Born in 1959, Pascal was an “eternal freelancer”. A graduate in visual arts and law, he went through the Bar Journal, The Gazetteand collaborated on The Pressto Businessto the weeklies of Transcontinental as well as to the magazine of the Professional Federation of Journalists of Quebec The thirty.

” When [Pascal] got that job [au Devoir], he was completely flabbergasted. It was his first job permanently,” said Marie-Andrée Chouinard, Editor-in-Chief. ” Then The duty, It’s not nothing. It was the newspaper that was revered by his parents. I don’t want to sound like I’m exaggerating when I say this, but working on the To have to it was a consecration, a great source of pride for him, as much as for us for that matter,” added Brian Myles.

“Nice”, “humble”, “sensitive”, “chic guy”, are words spoken by all the people contacted by The duty who paid tribute to Pascal.

” I discussed [du départ de Pascal] with cartoonists across Canada, and everyone loved him,” says Terry Mosher, who draws under the name Aislin for The Gazette, where he rubbed shoulders with Pascal, from 1972. He was good at all levels: in Montreal, in Quebec, in Ottawa, from time to time in America, and he was very good in people. Often, his good caricatures took place in a bedroom, with a couple talking. He was very empathetic. »

“I want to pay tribute to him because I loved working with him,” said Garnotte, who shared the editorial section of the To have to with Pascal from 2016 to 2019. […] I mourn a good friend. I have rarely seen someone so generous. In the trade, it was a silk. He was a good designer, who first tried to make people laugh. »

“Pascal has always refused to write editorials. The humorous nature of his drawings was very important to him. […] His caricaturist’s gaze, for me, was the citizen’s gaze on a sometimes absurd and aberrant reality, and winks that made us laugh,” added Ms.me Chouinard.
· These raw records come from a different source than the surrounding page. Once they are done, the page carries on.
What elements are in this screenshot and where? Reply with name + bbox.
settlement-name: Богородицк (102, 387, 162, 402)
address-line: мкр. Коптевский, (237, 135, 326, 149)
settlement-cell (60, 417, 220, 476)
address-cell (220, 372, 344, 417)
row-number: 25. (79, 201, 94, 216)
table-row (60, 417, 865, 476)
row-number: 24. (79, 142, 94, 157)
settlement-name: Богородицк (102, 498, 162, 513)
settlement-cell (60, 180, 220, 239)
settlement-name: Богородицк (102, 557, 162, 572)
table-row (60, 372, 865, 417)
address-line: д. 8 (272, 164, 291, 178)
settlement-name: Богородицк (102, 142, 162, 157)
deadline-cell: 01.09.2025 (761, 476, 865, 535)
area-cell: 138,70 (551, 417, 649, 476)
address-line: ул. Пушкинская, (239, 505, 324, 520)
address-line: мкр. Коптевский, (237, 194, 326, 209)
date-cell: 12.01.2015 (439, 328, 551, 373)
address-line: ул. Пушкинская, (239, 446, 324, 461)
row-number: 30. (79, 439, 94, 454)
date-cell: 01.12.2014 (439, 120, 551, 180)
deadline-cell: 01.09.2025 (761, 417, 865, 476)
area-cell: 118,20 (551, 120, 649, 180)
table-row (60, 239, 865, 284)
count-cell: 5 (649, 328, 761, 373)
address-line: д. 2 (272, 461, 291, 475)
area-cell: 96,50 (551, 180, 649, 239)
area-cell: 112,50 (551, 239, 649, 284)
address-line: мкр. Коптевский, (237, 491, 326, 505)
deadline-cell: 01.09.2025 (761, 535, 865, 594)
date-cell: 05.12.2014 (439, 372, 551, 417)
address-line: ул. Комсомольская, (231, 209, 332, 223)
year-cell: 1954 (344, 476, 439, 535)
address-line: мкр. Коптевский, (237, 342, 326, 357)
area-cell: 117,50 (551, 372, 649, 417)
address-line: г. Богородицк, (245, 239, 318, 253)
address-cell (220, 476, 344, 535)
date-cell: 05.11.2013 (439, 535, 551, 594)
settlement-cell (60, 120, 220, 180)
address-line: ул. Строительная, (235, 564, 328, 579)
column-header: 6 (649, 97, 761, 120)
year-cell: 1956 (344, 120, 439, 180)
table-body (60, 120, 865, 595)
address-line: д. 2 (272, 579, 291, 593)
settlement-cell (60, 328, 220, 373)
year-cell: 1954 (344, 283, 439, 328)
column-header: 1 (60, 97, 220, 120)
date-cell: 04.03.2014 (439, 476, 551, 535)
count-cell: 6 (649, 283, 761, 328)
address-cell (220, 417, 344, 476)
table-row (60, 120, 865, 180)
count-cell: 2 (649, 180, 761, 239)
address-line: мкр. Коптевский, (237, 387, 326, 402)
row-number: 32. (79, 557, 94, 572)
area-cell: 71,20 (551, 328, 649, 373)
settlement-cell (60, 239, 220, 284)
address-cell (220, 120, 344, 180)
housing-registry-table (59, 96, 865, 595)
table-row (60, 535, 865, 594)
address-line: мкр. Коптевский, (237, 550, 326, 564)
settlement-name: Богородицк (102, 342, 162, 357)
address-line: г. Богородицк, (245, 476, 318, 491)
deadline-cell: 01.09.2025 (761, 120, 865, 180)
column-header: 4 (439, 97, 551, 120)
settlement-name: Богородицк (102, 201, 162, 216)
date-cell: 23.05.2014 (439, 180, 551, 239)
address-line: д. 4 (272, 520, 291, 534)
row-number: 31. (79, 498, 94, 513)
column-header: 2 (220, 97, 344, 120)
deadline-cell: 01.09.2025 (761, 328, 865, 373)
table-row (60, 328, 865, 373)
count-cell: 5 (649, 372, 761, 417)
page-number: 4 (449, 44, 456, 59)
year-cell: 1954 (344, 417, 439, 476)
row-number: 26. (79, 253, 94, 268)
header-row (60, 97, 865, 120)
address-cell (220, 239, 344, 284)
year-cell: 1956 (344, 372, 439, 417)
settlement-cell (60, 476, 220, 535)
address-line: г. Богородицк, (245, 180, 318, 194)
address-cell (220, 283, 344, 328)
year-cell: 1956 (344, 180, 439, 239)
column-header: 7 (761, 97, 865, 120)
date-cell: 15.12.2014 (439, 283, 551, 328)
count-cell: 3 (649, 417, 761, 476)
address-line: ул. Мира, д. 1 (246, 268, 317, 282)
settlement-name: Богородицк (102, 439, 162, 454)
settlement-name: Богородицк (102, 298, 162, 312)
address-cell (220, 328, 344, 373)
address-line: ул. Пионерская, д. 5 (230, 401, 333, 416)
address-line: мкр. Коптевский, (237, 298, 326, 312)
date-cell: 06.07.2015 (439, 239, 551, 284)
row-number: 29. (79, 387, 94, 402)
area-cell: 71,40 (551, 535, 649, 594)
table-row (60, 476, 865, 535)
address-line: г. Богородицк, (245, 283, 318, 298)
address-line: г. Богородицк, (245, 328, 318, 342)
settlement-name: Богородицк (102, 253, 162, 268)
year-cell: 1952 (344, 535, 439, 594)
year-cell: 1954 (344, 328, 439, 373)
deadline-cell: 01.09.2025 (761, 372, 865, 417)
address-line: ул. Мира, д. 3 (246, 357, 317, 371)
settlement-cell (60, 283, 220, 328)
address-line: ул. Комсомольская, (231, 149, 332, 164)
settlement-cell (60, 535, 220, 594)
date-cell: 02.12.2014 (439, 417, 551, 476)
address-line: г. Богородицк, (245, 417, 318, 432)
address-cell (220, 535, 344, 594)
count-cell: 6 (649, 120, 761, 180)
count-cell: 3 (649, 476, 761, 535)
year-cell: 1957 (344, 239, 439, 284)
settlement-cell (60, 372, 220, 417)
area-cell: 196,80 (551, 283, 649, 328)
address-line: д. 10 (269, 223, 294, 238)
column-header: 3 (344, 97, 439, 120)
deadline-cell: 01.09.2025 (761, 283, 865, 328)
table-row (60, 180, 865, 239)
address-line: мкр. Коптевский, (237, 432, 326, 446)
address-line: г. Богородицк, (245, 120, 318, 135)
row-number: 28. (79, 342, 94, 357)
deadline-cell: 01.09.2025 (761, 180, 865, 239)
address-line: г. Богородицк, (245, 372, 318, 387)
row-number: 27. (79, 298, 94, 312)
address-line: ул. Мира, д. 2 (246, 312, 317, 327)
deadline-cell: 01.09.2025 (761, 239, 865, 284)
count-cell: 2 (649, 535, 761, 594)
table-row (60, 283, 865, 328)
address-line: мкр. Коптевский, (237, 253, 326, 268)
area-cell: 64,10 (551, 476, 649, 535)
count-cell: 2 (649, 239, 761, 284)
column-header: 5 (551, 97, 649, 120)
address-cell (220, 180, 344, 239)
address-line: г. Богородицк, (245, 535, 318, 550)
“He was not vindictive. He wasn’t trying to make a nasty drawing, he was trying to make the reader think and then make the reader smile, so that he could take a certain distance,” underlined Michel Garneau.

If there is another characteristic of Pascal that seems to be unanimous, it is his perfectionism. “He was a great worker. He could start over different tracks several times, and worked until he was really satisfied,” recalled Mr. Garneau. “Then he had a very personal graphic approach, with a line very close to the sketch. He tried to be as natural as possible while drawing, but all that with a lot of work. »

“If you look at one of his drawings from afar, you immediately know it was made by Pascal,” Aislin observed. “And there, what is sad is that we will no longer see Pascal’s drawings”, lamented, moved, Serge Chapleau.

Despite his “ruthless” disease, which he fought “with courage and determination”, Pascal worked tirelessly on his caricatures, which ended up being polished into little “jewels”, said Brian Myles. “He was a bit tortured, it must be said. Sometimes he came up with a good idea in the morning at 9 a.m., then spent the rest of the day complicating it. »

“When his illness got worse, his life became very calculated,” said Aislin, who says Pascal had to take medication at specific times to regulate the effects of his illness and be able to work. But Pascal did “not want to be seen as a sick person,” added Garnotte.

“I take my hat off to him, and he’s sure to leave a big void in the To have to “, greeted his predecessor.

Pascal Élie leaves in deep mourning his “accomplices” of the caricature, his colleagues from the newspaper, his spouse and his two children.